Question

A convex lens is put $10\text{cm}$ from a light source, and it makes a sharp image on a screen, kept $10\text{cm}$ from the lens. Now a glass block $\text{(refractive index 1.5)}$ of $1.5\text{cm}$ thickness is placed in contact with the light source.
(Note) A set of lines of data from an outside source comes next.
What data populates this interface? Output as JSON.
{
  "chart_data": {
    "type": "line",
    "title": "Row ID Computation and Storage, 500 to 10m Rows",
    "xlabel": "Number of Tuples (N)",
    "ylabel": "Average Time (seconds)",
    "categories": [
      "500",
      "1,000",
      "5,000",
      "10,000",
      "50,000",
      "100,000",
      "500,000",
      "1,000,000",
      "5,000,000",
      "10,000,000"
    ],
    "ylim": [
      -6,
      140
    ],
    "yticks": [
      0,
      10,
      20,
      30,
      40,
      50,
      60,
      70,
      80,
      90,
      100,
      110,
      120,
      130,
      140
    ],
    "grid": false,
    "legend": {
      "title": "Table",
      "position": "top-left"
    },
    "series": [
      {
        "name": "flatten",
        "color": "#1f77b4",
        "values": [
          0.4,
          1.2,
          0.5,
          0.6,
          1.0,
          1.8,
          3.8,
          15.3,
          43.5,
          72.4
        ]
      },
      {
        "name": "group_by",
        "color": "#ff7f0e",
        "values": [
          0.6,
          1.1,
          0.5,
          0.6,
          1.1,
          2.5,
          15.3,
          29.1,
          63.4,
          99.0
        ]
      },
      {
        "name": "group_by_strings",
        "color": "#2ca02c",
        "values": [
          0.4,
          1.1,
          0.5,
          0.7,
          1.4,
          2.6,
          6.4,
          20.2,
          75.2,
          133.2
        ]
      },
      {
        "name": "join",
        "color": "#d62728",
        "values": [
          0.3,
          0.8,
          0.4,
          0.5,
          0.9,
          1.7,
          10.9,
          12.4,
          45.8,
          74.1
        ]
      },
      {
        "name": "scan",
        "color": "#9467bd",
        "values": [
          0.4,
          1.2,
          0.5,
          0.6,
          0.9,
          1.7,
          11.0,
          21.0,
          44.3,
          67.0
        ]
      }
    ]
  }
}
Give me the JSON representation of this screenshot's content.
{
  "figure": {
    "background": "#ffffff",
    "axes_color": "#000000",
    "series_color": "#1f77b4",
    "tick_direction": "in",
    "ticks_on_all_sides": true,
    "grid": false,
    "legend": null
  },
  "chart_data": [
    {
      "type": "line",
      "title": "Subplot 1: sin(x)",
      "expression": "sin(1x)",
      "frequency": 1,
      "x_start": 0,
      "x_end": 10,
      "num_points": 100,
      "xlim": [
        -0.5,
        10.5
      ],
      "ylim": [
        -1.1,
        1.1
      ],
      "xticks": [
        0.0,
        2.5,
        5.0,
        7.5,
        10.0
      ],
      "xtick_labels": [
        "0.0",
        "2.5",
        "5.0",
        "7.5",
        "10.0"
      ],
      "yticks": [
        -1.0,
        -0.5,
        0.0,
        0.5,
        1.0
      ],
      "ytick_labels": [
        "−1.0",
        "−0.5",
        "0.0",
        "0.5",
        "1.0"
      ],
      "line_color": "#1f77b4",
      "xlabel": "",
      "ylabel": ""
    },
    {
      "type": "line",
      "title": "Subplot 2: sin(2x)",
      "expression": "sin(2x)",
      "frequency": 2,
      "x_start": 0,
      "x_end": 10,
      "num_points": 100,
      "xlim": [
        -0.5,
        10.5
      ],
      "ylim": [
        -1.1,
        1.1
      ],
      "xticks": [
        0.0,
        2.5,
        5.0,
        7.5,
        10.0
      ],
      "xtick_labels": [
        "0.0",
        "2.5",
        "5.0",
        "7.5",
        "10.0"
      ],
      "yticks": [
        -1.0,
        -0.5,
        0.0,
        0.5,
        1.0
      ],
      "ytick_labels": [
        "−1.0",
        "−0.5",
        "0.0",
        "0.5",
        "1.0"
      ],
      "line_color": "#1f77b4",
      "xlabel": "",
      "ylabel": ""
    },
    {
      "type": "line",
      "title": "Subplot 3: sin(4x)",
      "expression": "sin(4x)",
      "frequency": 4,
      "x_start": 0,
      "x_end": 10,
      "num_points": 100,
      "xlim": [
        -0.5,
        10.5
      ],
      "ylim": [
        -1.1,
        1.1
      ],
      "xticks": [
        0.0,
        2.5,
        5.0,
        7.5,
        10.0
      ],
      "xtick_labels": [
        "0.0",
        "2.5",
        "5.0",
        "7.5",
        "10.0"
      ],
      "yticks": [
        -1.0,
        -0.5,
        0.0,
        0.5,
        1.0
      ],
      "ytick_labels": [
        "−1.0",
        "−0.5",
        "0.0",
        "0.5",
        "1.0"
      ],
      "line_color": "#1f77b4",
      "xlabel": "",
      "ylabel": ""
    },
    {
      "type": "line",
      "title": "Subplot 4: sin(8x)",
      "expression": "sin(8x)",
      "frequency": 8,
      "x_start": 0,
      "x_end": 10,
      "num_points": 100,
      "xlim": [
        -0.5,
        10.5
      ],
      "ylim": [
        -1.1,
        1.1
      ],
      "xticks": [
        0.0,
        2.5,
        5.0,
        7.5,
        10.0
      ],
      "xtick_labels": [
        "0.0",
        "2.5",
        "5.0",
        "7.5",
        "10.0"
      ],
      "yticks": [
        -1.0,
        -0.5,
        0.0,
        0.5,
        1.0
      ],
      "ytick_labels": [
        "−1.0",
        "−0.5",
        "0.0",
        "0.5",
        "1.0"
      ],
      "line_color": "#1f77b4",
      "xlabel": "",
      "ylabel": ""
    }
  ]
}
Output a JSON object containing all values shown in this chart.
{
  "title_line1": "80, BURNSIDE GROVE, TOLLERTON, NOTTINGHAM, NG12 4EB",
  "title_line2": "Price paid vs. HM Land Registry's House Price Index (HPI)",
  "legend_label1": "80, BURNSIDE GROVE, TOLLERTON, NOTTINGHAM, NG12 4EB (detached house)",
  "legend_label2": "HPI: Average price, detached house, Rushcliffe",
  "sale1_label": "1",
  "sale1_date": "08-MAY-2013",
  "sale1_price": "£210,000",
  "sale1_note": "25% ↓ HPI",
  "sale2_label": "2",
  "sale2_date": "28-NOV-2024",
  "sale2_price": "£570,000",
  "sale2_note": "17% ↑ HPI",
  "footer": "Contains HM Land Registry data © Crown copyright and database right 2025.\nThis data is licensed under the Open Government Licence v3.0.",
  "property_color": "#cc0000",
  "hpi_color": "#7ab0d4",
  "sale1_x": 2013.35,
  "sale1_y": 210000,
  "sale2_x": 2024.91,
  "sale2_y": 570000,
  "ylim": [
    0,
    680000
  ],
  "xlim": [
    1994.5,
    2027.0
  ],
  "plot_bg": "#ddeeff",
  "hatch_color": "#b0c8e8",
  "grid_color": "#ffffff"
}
To get the sharp image again, the screen is shifted by a distance $d$. Then $d$ is:

• A. $1.1\text{cm}$ away from the lens
• B. $0.55\text{cm}$ towards the lens
• C. $0$
• D. $0.55\text{cm}$ away from the lens

Answer 1

The correct option is D $0.55\text{cm}$ away from the lens


Using lens formula
$\frac{1}{v}-\frac{1}{u}=\frac{1}{f}$

$\Rightarrow \frac{1}{10}-\frac{1}{-10}=\frac{1}{f}\Rightarrow f=5\text{cm}$

$\text{Shift due to slab,}\Delta x=t(1-\frac{1}{\mu })$ in the direction of incident ray

$\Rightarrow \Delta x=1.5(1-\frac{2}{3})=0.5$

$\text{Now}{u}^{\prime }=-9.5\text{cm}$

Again using lens formula
$\frac{1}{v^{\prime }}-\frac{1}{-9.5}=\frac{1}{5}$

$\Rightarrow \frac{1}{v^{\prime }}=\frac{1}{5}-\frac{2}{19}=\frac{9}{95}$

$\Rightarrow v^{\prime }=\frac{95}{9}=10.55\text{cm}$

Thus, the shift in the screen is given by,

$d=10.55-10=0.55\text{cm}$ away from the lens.

Hence, option $\left(D\right)$ is correct.